Les riverains s’opposent massivement à la transformation de leur cité-jardin

Il y a 1 semaine 25

Alors que la mairie de Châtenay-Malabry comptait détruire une partie d’un ensemble emblématique des années 30, l’enquête publique a obtenu 87% d’avis défavorables.

L’enquête publique sur la transformation de la Butte Rouge de Châtenay-Malabry (Hauts-de-Seine) s’est achevée lundi par une majorité écrasante d’avis défavorables au projet, selon les associations mobilisées pour cette cité-jardin, témoin du patrimoine ouvrier en région parisienne. Près de 87% d’avis défavorables (riverains, associations...) ont été enregistrés concernant la modification du plan local d’urbanisme élaboré par la mairie LR de Châtenay, a indiqué l’association Châtenay Patrimoine environnement.

» LIRE AUSSI - Joyau architectural à préserver ou HLM usées à reconstruire?

Construite à partir des années 30 dans un style minimaliste Bauhaus pour loger les ouvriers, la Butte Rouge, dans les Hauts-de-Seine, fait l’objet d’un vaste plan de réhabilitation contesté depuis dix ans par des urbanistes. Dans une volonté de densification, certaines maisons seront détruites, d’autres surélevées, agrandies, reliées aux maisons voisines. Selon la mairie, les normes des années 30 sont obsolètes, les appartements trop exigus. Et le quartier, actuellement composé de 100% de logements sociaux où vivent 10.000 personnes, doit s’ouvrir au secteur privé. «Seulement 15% de la Butte Rouge (17 bâtiments sur 233) sera préservée» si le projet est entériné par l’Établissement public territorial, dénoncent les associations.

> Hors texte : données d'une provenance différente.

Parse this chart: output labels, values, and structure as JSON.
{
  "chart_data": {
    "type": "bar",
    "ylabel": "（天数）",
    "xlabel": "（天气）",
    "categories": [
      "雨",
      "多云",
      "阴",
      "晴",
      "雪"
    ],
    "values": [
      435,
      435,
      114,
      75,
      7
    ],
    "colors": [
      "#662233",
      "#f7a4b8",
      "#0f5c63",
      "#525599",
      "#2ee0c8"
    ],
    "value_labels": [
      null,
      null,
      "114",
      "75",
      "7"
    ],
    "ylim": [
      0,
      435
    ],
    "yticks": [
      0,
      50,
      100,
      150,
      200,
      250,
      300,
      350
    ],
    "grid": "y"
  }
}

» LIRE AUSSI - Quand la Roumanie créait ses cités-jardins

Au ministère de la Culture, on assure que le site sera protégé, «y compris, si nécessaire, par un classement d’office»: «depuis le début, nous disons qu’il s’agit d’un site exceptionnel. Le classement en site patrimonial remarquable (SPR) permettra de protéger un certain type d’urbanisme, en y respectant la place de la nature». «Il s’agit d’une protection d’un ensemble et non bâtiment par bâtiment», précise-t-on. La mairie s’était engagée, selon le ministère, sur un classement SPR en octobre, mais le processus se fait de moins en moins à l’amiable. «Nous n’avons pas de nouvelles et cela commence à nous inquiéter», ajoute-t-on, relevant que le préfet a écrit fin décembre au maire.

Délibération dans un mois

Les autorisations préfectorales ne seront pas données s’il n’y a pas de SPR et «si le maire n’est pas prêt à classer le site, la ministre (Roselyne Bachelot) prendra la décision de créer un SPR par décret en conseil d’État», souligne-t-on encore au ministère. Selon Julien Lacaze, président de l’association Sites et monuments, «le préfet est favorable au projet, l’État abandonne la Butte rouge aux promoteurs et le ministère se paye de mots en brandissant une protection forte. Il préfère manifestement accompagner les promoteurs déjà si actifs dans le Grand Paris». L’Établissement public «Vallée Sud Grand Paris» doit délibérer d’ici à un mois sur les conclusions du commissaire-enquêteur qui aura fait la synthèse de l’enquête publique.